Das zeigt sich auch, als Lara am Nachmittag ihren Klavierlehrer von damals aufsucht. An seiner statt trifft sie im Übungssaal der Musikschule einen 13-jährigen Klavierschüler an. Prompt schlüpft sie in ihre alte Rolle. Mit lakonischer Unbarmherzigkeit treibt sie auch diesen Jungen beim Üben an. Ihr Urteil ist vernichtend: „Das wird peinlich für alle Beteiligten, wenn Du von Note zu Note stolperst. Deine armen Eltern. Kein Biss, kein Ehrgeiz. Vielleicht doch lieber Trompete?“
Faszinierende Kontraste von Sehnsucht und Boshaftigkeit
Doch auch Lara muss an ihrem Ehrentag einige Verletzungen wegstecken. Jede Gemeinheit, die sie anderen zuteilwerden lässt, erscheint als ein Reflex auf alles, was sie selber ertragen muss(te). Gerade dieses Nebeneinander von Verletzbarkeit und Sehnsucht nach Nähe auf der einen und Kalkül, Durchtriebenheit und Boshaftigkeit auf der anderen Seite macht diese Figur so faszinierend.

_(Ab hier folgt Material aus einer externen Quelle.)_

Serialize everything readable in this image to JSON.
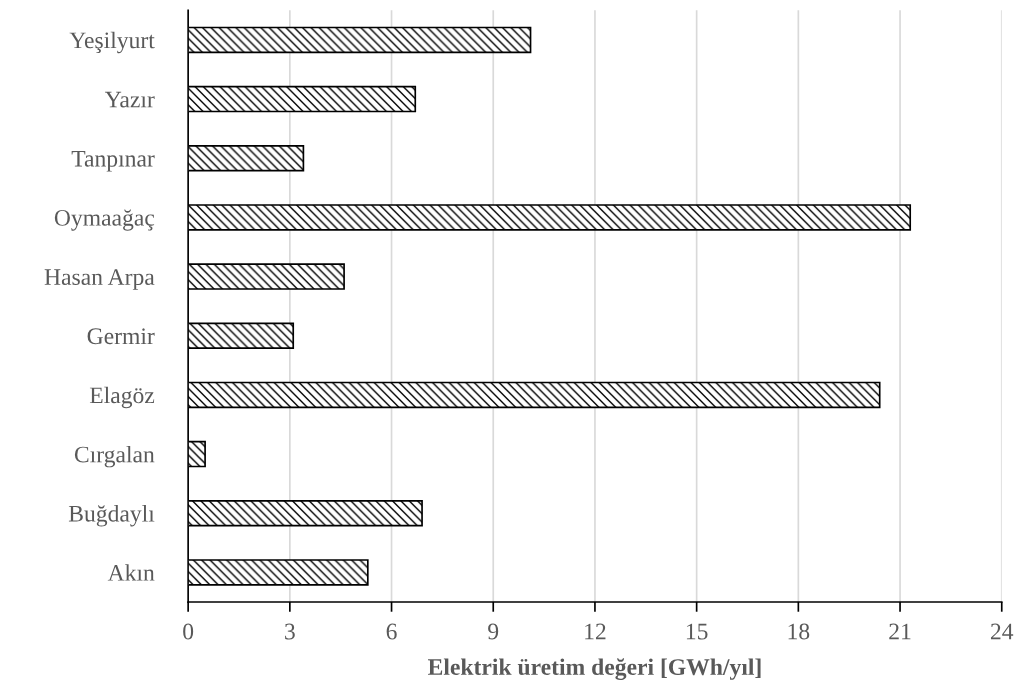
{
  "chart_data": {
    "type": "bar",
    "orientation": "horizontal",
    "xlabel": "Elektrik üretim değeri [GWh/yıl]",
    "categories": [
      "Yeşilyurt",
      "Yazır",
      "Tanpınar",
      "Oymaağaç",
      "Hasan Arpa",
      "Germir",
      "Elagöz",
      "Cırgalan",
      "Buğdaylı",
      "Akın"
    ],
    "values": [
      10.1,
      6.7,
      3.4,
      21.3,
      4.6,
      3.1,
      20.4,
      0.5,
      6.9,
      5.3
    ],
    "color": "#000000",
    "xlim": [
      0,
      24
    ],
    "xticks": [
      0,
      3,
      6,
      9,
      12,
      15,
      18,
      21,
      24
    ],
    "grid": "x"
  }
}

Corinna Harfouch vollzieht das Mäandern von Extrem zu Extrem mit scheinbarer Leichtigkeit, doch hinter jedem dieser fast schon hingehauchten Kontraste tun sich Abgründe einer am Boden zerstörten und orientierungslosen Protagonistin auf. Mit diesem Spagat liefert die 65-Jährige eine der besten Leistungen ihrer Karriere ab. Mitunter erinnert Lara in ihrer ebenso spröden wie beherrschten Hülle an die von Isabelle Huppert verkörperte Klavierlehrerin in Michael Hanekes gleichnamigem Kinodrama, ohne allerdings deren radikale Destruktivität zu erreichen. Gleichwohl weckt auch Lara eher Mitleid als Sympathie hervor.
Schwierige Liebe zwischen Mutter und Sohn
Wie schon in „Oh Boy“ übernimmt Tom Schilling auch diesmal einen tragenden Part. Als Viktor ist er nicht in der Hauptrolle, wohl aber als Charakter zu erleben, um den sich ziemlich viel dreht, selbst wenn er physisch meist abwesend ist. Als ambitionierter, aber auch an sich zweifelnder Künstler wirkt er wie ein Spiegelbild Laras.
Es scheint eine Weile zu brauchen, bis sich Lara und Viktor darüber klar werden, was sie verbindet. Somit erzählt dieser so tieftraurig startende, aber auch leisen Humor bietende und gerade wegen seines kargen Realismus atmosphärisch dichte Film nicht nur von der Liebe zur Musik, sondern auch von den verschlungenen Wegen der Liebe zwischen Mutter und Sohn. Und davon, dass es für beides niemals zu spät ist.
Info:
„Lara“ (Deutschland 2019), Regie: Jan-Ole Gerster, Drehbuch: Blaž Kutin, Kamera: Frank Griebe, mit Corinna Harfouch, Tom Schilling, Volkmar Kleinert, Rainer Bock u.a., 94 Minuten.